Australian Federal Government finalized the method covering new forest plantations under the Emissions Reduction Fund (ERF). According to the announcement, the new methodology covers plantations which are in addition to those already growing.
Under the ERF reverse auction, the lowest possible price is paid for reductions in carbon emissions. The forest plantation method will allow forest growers to factor the possibility of a carbon payment into the high cost of establishing areas of new trees.
Ross Hampton, Chief Executive Officer of AFPA, commented:
“Scientists and foresters have worked closely with Federal departments to ensure that the method framework is sound and the carbon storage mathematics are bulletproof.
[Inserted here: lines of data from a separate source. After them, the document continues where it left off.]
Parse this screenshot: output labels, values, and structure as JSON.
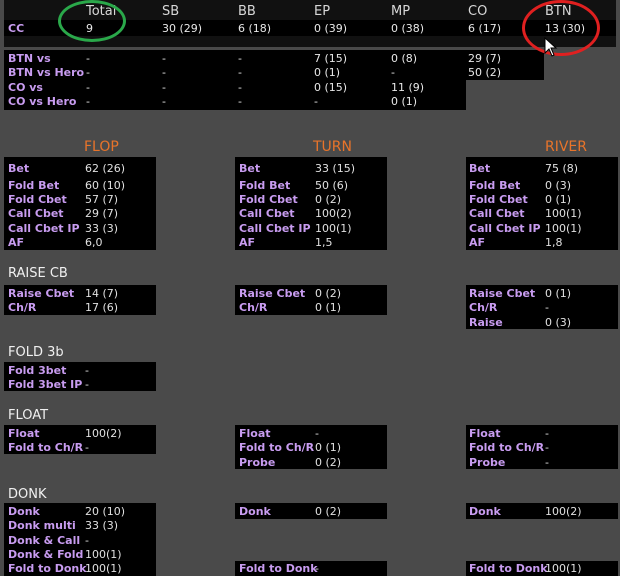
{
  "header": {
    "columns": [
      "Total",
      "SB",
      "BB",
      "EP",
      "MP",
      "CO",
      "BTN"
    ]
  },
  "cc_row": {
    "label": "CC",
    "values": [
      "9",
      "30 (29)",
      "6 (18)",
      "0 (39)",
      "0 (38)",
      "6 (17)",
      "13 (30)"
    ]
  },
  "vs_rows": [
    {
      "label": "BTN vs",
      "values": [
        "-",
        "-",
        "-",
        "7 (15)",
        "0 (8)",
        "29 (7)"
      ]
    },
    {
      "label": "BTN vs Hero",
      "values": [
        "-",
        "-",
        "-",
        "0 (1)",
        "-",
        "50 (2)"
      ]
    },
    {
      "label": "CO vs",
      "values": [
        "-",
        "-",
        "-",
        "0 (15)",
        "11 (9)",
        ""
      ]
    },
    {
      "label": "CO vs Hero",
      "values": [
        "-",
        "-",
        "-",
        "-",
        "0 (1)",
        ""
      ]
    }
  ],
  "streets": {
    "flop": "FLOP",
    "turn": "TURN",
    "river": "RIVER"
  },
  "cbet": {
    "labels": [
      "Bet",
      "Fold Bet",
      "Fold Cbet",
      "Call Cbet",
      "Call Cbet IP",
      "AF"
    ],
    "flop": [
      "62 (26)",
      "60 (10)",
      "57 (7)",
      "29 (7)",
      "33 (3)",
      "6,0"
    ],
    "turn": [
      "33 (15)",
      "50 (6)",
      "0 (2)",
      "100(2)",
      "100(1)",
      "1,5"
    ],
    "river": [
      "75 (8)",
      "0 (3)",
      "0 (1)",
      "100(1)",
      "100(1)",
      "1,8"
    ]
  },
  "raise_cb": {
    "title": "RAISE CB",
    "flop": [
      {
        "label": "Raise Cbet",
        "value": "14 (7)"
      },
      {
        "label": "Ch/R",
        "value": "17 (6)"
      }
    ],
    "turn": [
      {
        "label": "Raise Cbet",
        "value": "0 (2)"
      },
      {
        "label": "Ch/R",
        "value": "0 (1)"
      }
    ],
    "river": [
      {
        "label": "Raise Cbet",
        "value": "0 (1)"
      },
      {
        "label": "Ch/R",
        "value": "-"
      },
      {
        "label": "Raise",
        "value": "0 (3)"
      }
    ]
  },
  "fold3b": {
    "title": "FOLD 3b",
    "rows": [
      {
        "label": "Fold 3bet",
        "value": "-"
      },
      {
        "label": "Fold 3bet IP",
        "value": "-"
      }
    ]
  },
  "float": {
    "title": "FLOAT",
    "flop": [
      {
        "label": "Float",
        "value": "100(2)"
      },
      {
        "label": "Fold to Ch/R",
        "value": "-"
      }
    ],
    "turn": [
      {
        "label": "Float",
        "value": "-"
      },
      {
        "label": "Fold to Ch/R",
        "value": "0 (1)"
      },
      {
        "label": "Probe",
        "value": "0 (2)"
      }
    ],
    "river": [
      {
        "label": "Float",
        "value": "-"
      },
      {
        "label": "Fold to Ch/R",
        "value": "-"
      },
      {
        "label": "Probe",
        "value": "-"
      }
    ]
  },
  "donk": {
    "title": "DONK",
    "flop": [
      {
        "label": "Donk",
        "value": "20 (10)"
      },
      {
        "label": "Donk multi",
        "value": "33 (3)"
      },
      {
        "label": "Donk & Call",
        "value": "-"
      },
      {
        "label": "Donk & Fold",
        "value": "100(1)"
      },
      {
        "label": "Fold to Donk",
        "value": "100(1)"
      }
    ],
    "turn": [
      {
        "label": "Donk",
        "value": "0 (2)"
      },
      {
        "label": "Fold to Donk",
        "value": "-"
      }
    ],
    "river": [
      {
        "label": "Donk",
        "value": "100(2)"
      },
      {
        "label": "Fold to Donk",
        "value": "100(1)"
      }
    ]
  },
  "colors": {
    "label": "#c89cf0",
    "street": "#e8742a",
    "panel": "#000000",
    "background": "#4a4a4a",
    "green_circle": "#2aa84a",
    "red_circle": "#e02020"
  }
}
New forest plantations are not just good for regional jobs and economies but also one of the most cost-effective tools for storing carbon and reducing emissions. With this new methodology, the Australian government will have a better chance of meeting its ambitious emission reduction targets.
The commitment required under the method is for a forest grower to maintain the planting for at least 25 years – receiving a modest carbon payment each year for the first ten years. Based on previous ERF reverse auctions, the additional income will be small compared to the very high establishment costs incurred. This, coupled with additional Ministerial oversight provisions contained in the rules which govern the method, should help ensure that only the most sensible choices are made about where to plant trees – such as close to major forest product processing facilities located around Australia.
Sustainable forest product industries look forward to participating in future ERF auctions and are delighted to be given this chance to play their part in helping Australia meet its climate change challenge.”